「なんであの人のわがままは通るの?」職場での「正しいわがまま」を伝授

ビジネス

2019/5/21

『みんなの「わがまま」入門』(富永京子/左右社)

 この世は人と人との繋がりによって、成り立っている。特に日本では、空気が読めることや相手の気持ちを察することが美徳とされている。そのため、職場などで不満を感じたり周りとは違った意見を抱いたりしても、私たちは自分の感情をグっと抑え、角が立たないような振る舞いをすることが多い。

 だが、自分の意見を押し殺してばかりいると限界を迎えてしまうこともある。そんな風に、日頃から感情を抑え込んでいるという人は、『みんなの「わがまま」入門』(富永京子/左右社)を手に取り、わがままを言える勇気を持ってみよう。“わがまま”を通して社会の仕組みについて分かりやすく解説されている本書は、職場での人間関係で悩んでいる人に解決策を与えてくれる救済本でもある。

 わがままを言うことは自己中や自分勝手だと思われやすいが、実はそうではないという。わがままには、自分を解放し、他人を助ける力もある。なぜなら、わがままを言うことによって、自分のモヤモヤを解消し、同じような思いをしている別の誰かを救うこともできるからだ。

 わがままを押し殺していると、一時的には他人との衝突やモヤモヤがやり過ごせたように感じられる。しかし、それは根本的な解決策にはならず、我慢によって自分の将来が限定されてしまうことも少なくない。そんな事態に陥らないよう、本稿では他人のわがままの受け入れ方や、上手なわがままの吐き出し方をご紹介していきたい。

■「わがまま」を言うのは悪いことじゃない!

 職場などでわがままな人を見て、うんざりしている人もいるのでは? だが、わがままの捉え方を少し変えてみると、そんな苦しい感情にも整理がつく。

 わがままな人を見て「ズルい」と感じたり、イライラしてしまったりするのはあなた自身自分と同じ環境にいる人のことを「ふつう」だと思っているからだ。こうした考え方を著者は“ふつう幻想”と紹介している。

 私たちはみなまったく違う環境の中を生きてきており、異なる生きづらさを抱えているため、本当は平等ではなく、「ふつう」でもない。それなのに私たちは勝手に「ふつう」の基準を定め、自分と違った行動をする相手のことを「わがまま」だと思ってしまう。“ふつう幻想”が、わがままをネガティブに見せてしまっているのだ。
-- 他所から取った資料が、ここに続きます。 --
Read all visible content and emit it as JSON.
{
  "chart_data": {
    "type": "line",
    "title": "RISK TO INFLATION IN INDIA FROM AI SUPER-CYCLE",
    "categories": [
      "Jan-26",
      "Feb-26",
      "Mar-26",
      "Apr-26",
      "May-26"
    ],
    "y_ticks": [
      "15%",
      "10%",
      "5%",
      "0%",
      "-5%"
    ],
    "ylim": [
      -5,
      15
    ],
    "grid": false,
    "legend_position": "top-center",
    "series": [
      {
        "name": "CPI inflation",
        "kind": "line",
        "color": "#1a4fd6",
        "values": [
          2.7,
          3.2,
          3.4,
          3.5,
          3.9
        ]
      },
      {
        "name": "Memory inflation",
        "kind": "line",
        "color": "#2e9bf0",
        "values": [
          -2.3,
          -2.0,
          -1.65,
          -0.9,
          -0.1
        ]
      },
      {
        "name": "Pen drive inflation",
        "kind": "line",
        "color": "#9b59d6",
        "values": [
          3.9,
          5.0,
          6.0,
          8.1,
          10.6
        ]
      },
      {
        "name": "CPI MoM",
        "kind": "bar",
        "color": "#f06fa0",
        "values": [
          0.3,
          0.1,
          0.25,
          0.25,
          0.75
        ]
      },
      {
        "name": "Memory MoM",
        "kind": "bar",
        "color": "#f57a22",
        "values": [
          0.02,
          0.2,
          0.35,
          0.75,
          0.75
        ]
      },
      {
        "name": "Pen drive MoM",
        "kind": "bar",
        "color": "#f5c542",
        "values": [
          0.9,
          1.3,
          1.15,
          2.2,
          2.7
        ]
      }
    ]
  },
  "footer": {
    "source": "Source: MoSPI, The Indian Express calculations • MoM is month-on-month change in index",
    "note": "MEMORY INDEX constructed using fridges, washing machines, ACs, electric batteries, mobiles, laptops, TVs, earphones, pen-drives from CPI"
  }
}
 こうした“ふつう幻想”を捨て去るには、人の価値観は十人十色で社会が多様化していることに気づく必要がある。それは、他人のわがままを受け止め、自分のわがままを吐き出す近道にもなるのだ。

■わがままを「意見」として伝えるには?

 とはいっても、わがままはいつでも自分の好き勝手に言えばよいというわけではない。わがままを自分の意見として通すには、いくつかのポイントを押さえる必要がある。

 まず大切になるのが、いきなり要求を表に出すのではなく、不満や不安を人と共有すること。職場環境の改善などを求めたいときは、モヤモヤの賛同者を集めてみてほしい。

 そして、伝えたい相手に直接わがままを言わないことも重要だという。直接わがままを伝えると相手に丸め込まれてしまう可能性もあるため、コミュニティに広く訴えかけるほうがいいそうだ。例えば、関係者を味方につけたり、署名活動などを行って数を力にしていったりするのもおすすめ。周囲にどう伝えようか悩む時には、趣味や生活のことと関連付けながら話すと伝わりやすくなる。

 私たちは「わがままな人」と思われないよう、自分の意見を殺しながら生きてしまいがちだ。しかし、自分の意見を主張することは、ごくごく自然なこと。多様な人々が時間と空間を共有しているからこそ、私たちは“わがまま”でいるべきなのだ。